Déjà, le 23 novembre, le commissaire à l'Élargissement, Stefan Füle, a expliqué que « l'UE sera prête à reprendre les préparatifs pour la signature de l'accord d'association dès que l'Ukraine sera prête à reprendre son chemin vers l'association politique et l'intégration économique avec l'UE ». Selon lui, « la porte de la signature de l'accord d'association reste ouverte pour l'avenir, une fois les conditions réunies ». « L'engagement de l'UE à mettre les relations entre l'UE et Ukraine à un nouveau niveau (…) reste ferme », a ajouté M. Füle dans une tribune dans l'hebdomadaire ukrainien Zerkalo nedelyi.
« Conscients » de la pression subie par le pays, MM. Barroso et Van Rompuy estiment que « les considérations à court terme ne devraient pas outrepasser les avantages à long terme que ce partenariat apportera ». « L'Union européenne ne forcera pas l'Ukraine, ou tout autre partenaire, à choisir entre l'UE ou tout autre entité régionale. C'est à l'Ukraine de décider librement le type d'engagement qu'elle cherche avec l'UE », ont-ils ajouté. Les deux présidents ont ainsi désapprouvé « fortement » la position de la Russie et ses mesures, rappelant une nouvelle fois que des relations plus étroites avec l'UE ne se lient pas au détriment des relations entretenues avec d'autres partenaires. L'accord d'association et de libre échange sont « des opportunités pour accompagner nos voisins communs vers des démocraties modernes, plus prospères et fondées sur l'état de droit », ont-ils ajouté.
Pour MM. Van Rompuy et Barroso, le sommet du Partenariat oriental, qui se tiendra à Vilnius les jeudi 28 et vendredi 29 novembre, sera un « un moment important pour faire le bilan de la situation et faire avancer les relations avec nos partenaires de l'Est ».
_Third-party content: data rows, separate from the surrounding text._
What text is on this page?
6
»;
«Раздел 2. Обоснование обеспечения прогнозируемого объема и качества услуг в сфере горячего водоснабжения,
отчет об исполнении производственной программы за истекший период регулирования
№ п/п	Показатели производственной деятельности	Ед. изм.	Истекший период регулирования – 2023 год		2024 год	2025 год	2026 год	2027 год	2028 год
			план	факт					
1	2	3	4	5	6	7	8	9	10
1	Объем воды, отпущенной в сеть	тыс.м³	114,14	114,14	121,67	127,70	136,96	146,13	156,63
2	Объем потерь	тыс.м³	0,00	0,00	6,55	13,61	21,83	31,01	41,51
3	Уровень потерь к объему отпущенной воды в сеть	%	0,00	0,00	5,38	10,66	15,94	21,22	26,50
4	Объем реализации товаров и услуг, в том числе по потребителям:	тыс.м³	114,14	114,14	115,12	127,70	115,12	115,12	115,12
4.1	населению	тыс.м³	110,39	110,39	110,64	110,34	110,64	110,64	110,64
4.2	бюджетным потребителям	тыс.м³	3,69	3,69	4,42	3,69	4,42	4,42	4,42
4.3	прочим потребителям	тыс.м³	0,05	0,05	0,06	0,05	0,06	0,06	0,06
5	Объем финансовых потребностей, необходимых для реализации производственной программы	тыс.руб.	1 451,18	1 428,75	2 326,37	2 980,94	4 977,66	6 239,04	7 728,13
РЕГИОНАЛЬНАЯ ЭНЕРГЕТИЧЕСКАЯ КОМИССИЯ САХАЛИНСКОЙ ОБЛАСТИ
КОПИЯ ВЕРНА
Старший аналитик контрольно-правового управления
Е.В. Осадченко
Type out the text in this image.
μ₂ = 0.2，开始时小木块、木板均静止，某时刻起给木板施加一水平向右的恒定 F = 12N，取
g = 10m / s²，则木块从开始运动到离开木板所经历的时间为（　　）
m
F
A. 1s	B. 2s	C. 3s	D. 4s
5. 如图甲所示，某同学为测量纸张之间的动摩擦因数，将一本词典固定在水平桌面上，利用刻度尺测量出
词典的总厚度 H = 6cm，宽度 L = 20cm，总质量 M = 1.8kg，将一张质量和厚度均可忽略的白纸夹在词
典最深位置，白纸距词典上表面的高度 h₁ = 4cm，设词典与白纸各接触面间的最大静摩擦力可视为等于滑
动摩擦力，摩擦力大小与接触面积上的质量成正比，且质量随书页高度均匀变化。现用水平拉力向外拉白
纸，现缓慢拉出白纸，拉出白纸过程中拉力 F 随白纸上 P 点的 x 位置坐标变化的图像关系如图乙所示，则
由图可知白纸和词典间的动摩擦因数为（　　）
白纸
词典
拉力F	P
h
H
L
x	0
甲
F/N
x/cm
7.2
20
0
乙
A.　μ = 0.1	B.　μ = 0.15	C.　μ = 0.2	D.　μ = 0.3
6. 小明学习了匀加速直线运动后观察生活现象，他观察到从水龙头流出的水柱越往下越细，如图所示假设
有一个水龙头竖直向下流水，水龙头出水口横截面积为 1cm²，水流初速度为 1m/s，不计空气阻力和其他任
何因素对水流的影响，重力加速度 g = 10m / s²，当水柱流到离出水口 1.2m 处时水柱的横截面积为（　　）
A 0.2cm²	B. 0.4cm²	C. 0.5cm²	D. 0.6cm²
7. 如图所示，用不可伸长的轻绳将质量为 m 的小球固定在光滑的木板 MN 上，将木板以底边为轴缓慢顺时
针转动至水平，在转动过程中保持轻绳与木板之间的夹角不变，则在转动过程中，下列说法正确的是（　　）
100 000 Ukrainiens dans la rue
De 20 à 100 000 Ukrainiens ont protesté, le 23 novembre à Kiev, contre la décision de leur gouvernement de suspendre la préparation de l'accord d'association avec l'UE et manifesté leur sentiment pro-UE. « Les citoyens ukrainiens ont de nouveau montré ces derniers jours qu'ils comprennent pleinement et embrassent la nature historique de l'association européenne », ont expliqué MM. Barroso et Van Rompuy.
En revanche, l'Union des industriels et entrepreneurs ukrainiens soutient la décision de suspendre la signature des accords. En signant « imprudemment l'accord d'association, l'Ukraine pourrait payer trop cher sous forme de réduction de la production, de fermetures d'entreprises et de pertes d'emplois », estime-t-elle. Et si dans son communiqué du 23 novembre elle a exhorté le gouvernement ukrainien à agir pour rétablir et augmenter le volume de la coopération économique, commercial et industriel avec la Russie et d'autres pays de la CEI, elle demande quand même à ce que la politique d'intégration européenne ne soit pas limitée. (CG)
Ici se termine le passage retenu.